Five intelligence documents were deliberately withheld from the Smithwick Tribunal by the PSNI police, the force has said, deepening the mystery over a profoundly murky incident from 1989.
The ongoing tribunal at Dublin Castle was set up to investigate claims that the Provisional IRA received assistance from a member of the 26-County Garda police in 1989. It was announced following unionist demands for a ‘balance’ to nationalist calls for inquiries into collusion between the British Crown forces and loyalist death squads north of the border.
Two senior members of the police (then RUC) died when they were ambushed as they crossed the border en route to Dundalk Garda station, allegedly afer inside information was passed to the IRA.
The revelation that the PSNI had withheld the documents was described as a matter of “great concern” by lawyers at the tribunal on Wednesday.

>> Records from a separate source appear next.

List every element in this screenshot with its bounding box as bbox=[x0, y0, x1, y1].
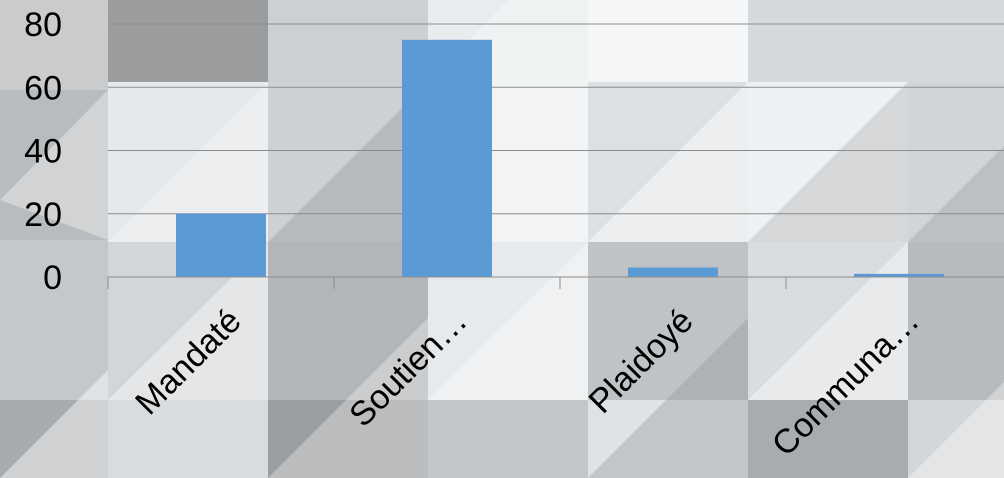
x-axis bbox=[107, 276, 1004, 289]
grid-lines bbox=[108, 23, 1004, 215]
category-label: Communa… bbox=[765, 302, 927, 464]
category-label: Mandaté bbox=[128, 302, 248, 422]
y-tick-labels: 0 20 40 60 80 bbox=[24, 6, 62, 297]
y-tick-label: 20 bbox=[24, 196, 62, 234]
category-label: Plaidoyé bbox=[582, 302, 701, 421]
bar bbox=[854, 273, 944, 277]
y-tick-label: 80 bbox=[24, 6, 62, 44]
y-tick-label: 0 bbox=[43, 259, 62, 297]
bar bbox=[402, 39, 492, 277]
bar bbox=[176, 213, 266, 277]
y-tick-label: 40 bbox=[24, 133, 62, 171]
category-labels: Mandaté Soutien… Plaidoyé Communa… bbox=[128, 302, 926, 464]
bar bbox=[628, 267, 718, 277]
y-tick-label: 60 bbox=[24, 69, 62, 107]
category-label: Soutien… bbox=[342, 302, 474, 434]
bars bbox=[176, 39, 944, 277]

Lawyers for the two families involved said it now appeared the PSNI may be hiding even more documents from the inquiry, while lawyers for Owen Corrigan, a Garda member who had been accused of assisting the IRA, said the PSNI had very belatedly produced evidence which cleared his client.
John McBurney, solicitor for the Breen family, said there was now “a truly bewildering and alarming array of collusion pointers”.

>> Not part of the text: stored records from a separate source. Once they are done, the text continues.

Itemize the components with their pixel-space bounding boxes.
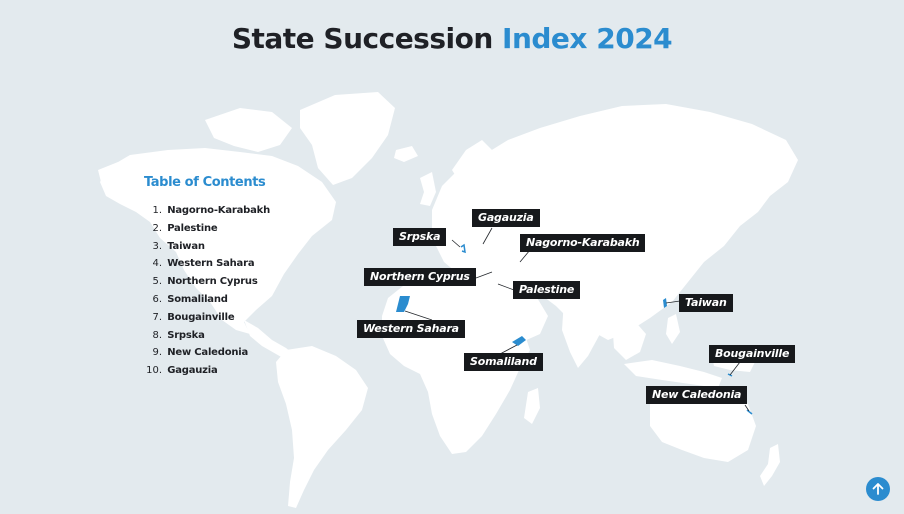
somaliland-region — [512, 336, 526, 346]
toc-item-number: 7. — [152, 311, 162, 323]
india — [562, 300, 604, 368]
great-britain — [420, 172, 436, 206]
toc-item-name: Somaliland — [167, 293, 228, 305]
map-label-western-sahara[interactable]: Western Sahara — [357, 320, 465, 338]
table-of-contents: Table of Contents 1. Nagorno-Karabakh 2.… — [144, 175, 294, 380]
indonesia — [624, 360, 722, 388]
japan — [690, 218, 714, 266]
toc-heading: Table of Contents — [144, 175, 266, 190]
toc-item-new-caledonia[interactable]: 9. New Caledonia — [144, 344, 294, 362]
toc-item-number: 4. — [152, 258, 162, 270]
toc-item-bougainville[interactable]: 7. Bougainville — [144, 309, 294, 327]
north-america — [100, 148, 336, 334]
leader-somaliland — [499, 344, 518, 355]
leader-taiwan — [665, 300, 681, 304]
madagascar — [524, 388, 540, 424]
australia — [650, 386, 756, 462]
map-label-nagorno-karabakh[interactable]: Nagorno-Karabakh — [520, 234, 646, 252]
toc-item-number: 10. — [146, 365, 162, 377]
map-label-srpska[interactable]: Srpska — [393, 228, 447, 246]
toc-item-name: Nagorno-Karabakh — [167, 205, 271, 216]
central-america — [244, 320, 296, 362]
leader-new-caledonia — [744, 404, 750, 412]
leader-srpska — [451, 239, 461, 248]
highlighted-regions — [396, 243, 753, 415]
srpska-region — [460, 243, 466, 254]
toc-item-name: Western Sahara — [167, 258, 255, 270]
toc-item-number: 8. — [152, 329, 162, 341]
toc-item-name: Srpska — [167, 329, 205, 341]
toc-item-srpska[interactable]: 8. Srpska — [144, 327, 294, 345]
philippines — [666, 314, 680, 344]
toc-item-nagorno-karabakh[interactable]: 1. Nagorno-Karabakh — [144, 202, 294, 220]
arrow-up-icon — [872, 483, 884, 495]
toc-item-name: Northern Cyprus — [167, 276, 258, 288]
map-label-northern-cyprus[interactable]: Northern Cyprus — [364, 268, 476, 286]
map-label-taiwan[interactable]: Taiwan — [679, 294, 733, 312]
alaska — [98, 162, 132, 194]
leader-gagauzia — [482, 227, 493, 245]
taiwan-region — [663, 298, 667, 308]
toc-item-number: 5. — [152, 276, 162, 288]
toc-item-taiwan[interactable]: 3. Taiwan — [144, 238, 294, 256]
new-zealand — [760, 444, 780, 486]
map-label-somaliland[interactable]: Somaliland — [464, 353, 543, 371]
toc-item-northern-cyprus[interactable]: 5. Northern Cyprus — [144, 273, 294, 291]
toc-list: 1. Nagorno-Karabakh 2. Palestine 3. Taiw… — [144, 202, 294, 380]
toc-item-name: Bougainville — [167, 311, 235, 323]
toc-item-number: 1. — [152, 205, 162, 216]
toc-item-western-sahara[interactable]: 4. Western Sahara — [144, 255, 294, 273]
arctic-islands — [205, 108, 292, 152]
greenland — [300, 92, 395, 185]
leader-western-sahara — [404, 310, 433, 321]
leader-palestine — [497, 283, 515, 291]
leader-northern-cyprus — [475, 271, 493, 279]
map-label-palestine[interactable]: Palestine — [513, 281, 581, 299]
toc-item-name: New Caledonia — [167, 347, 249, 359]
leader-lines — [404, 227, 750, 412]
toc-item-palestine[interactable]: 2. Palestine — [144, 220, 294, 238]
new-caledonia-region — [746, 409, 753, 415]
title-main: State Succession — [231, 21, 493, 55]
page-title: State Succession Index 2024 — [0, 19, 904, 59]
toc-item-name: Palestine — [167, 222, 218, 234]
map-label-new-caledonia[interactable]: New Caledonia — [646, 386, 748, 404]
toc-item-number: 9. — [152, 347, 162, 359]
leader-bougainville — [729, 361, 741, 376]
toc-item-number: 2. — [152, 222, 162, 234]
leader-nagorno-karabakh — [519, 249, 531, 263]
scandinavia — [452, 140, 494, 186]
southeast-asia — [612, 318, 646, 360]
toc-item-number: 6. — [152, 293, 162, 305]
toc-item-somaliland[interactable]: 6. Somaliland — [144, 291, 294, 309]
western-sahara-region — [396, 296, 410, 312]
title-accent: Index 2024 — [502, 21, 673, 55]
toc-item-gagauzia[interactable]: 10. Gagauzia — [144, 362, 294, 380]
iceland — [394, 146, 418, 162]
south-america — [276, 346, 368, 508]
scroll-to-top-button[interactable] — [866, 477, 890, 501]
map-label-bougainville[interactable]: Bougainville — [709, 345, 796, 363]
map-label-gagauzia[interactable]: Gagauzia — [472, 209, 540, 227]
toc-item-name: Gagauzia — [167, 365, 218, 377]
toc-item-number: 3. — [152, 240, 162, 252]
toc-item-name: Taiwan — [167, 240, 205, 252]
landmasses — [98, 92, 798, 508]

The PSNI has provided only “summaries” of the five intelligence documents, the originals of which they said were being withheld for “reasons of national security”.
Four of the five “summaries” related to reports that a garda in Dundalk passed information to the IRA. The fifth said a Dundalk garda named as Jim Lane had repeatedly warned of inappropriate relationships between members of the IRA and Dundalk sergeants.
While the first two documents made reference to “a detective” member of the Garda in Dundalk who was said to be passing information to the IRA, the summary provided said the unnamed detective officer in question was not involved in [or revealed to] the Smithwick Tribunal.
Jim O’Callaghan SC, for Owen Corrigan, said this was “exculpatory” information about his client’s alleged involvement with the IRA, and the PSNI had decided, at least initially, not to share it.
Asked if he was prepared to apologise to Mr Corrigan, the PSNI representative replied: “A decision was taken to not release this intelligence.”
He added that he was “not in a position to tell you who made that decision, the circumstances or the context in which that or those decisions were taken. And I’d be speculating beyond that.”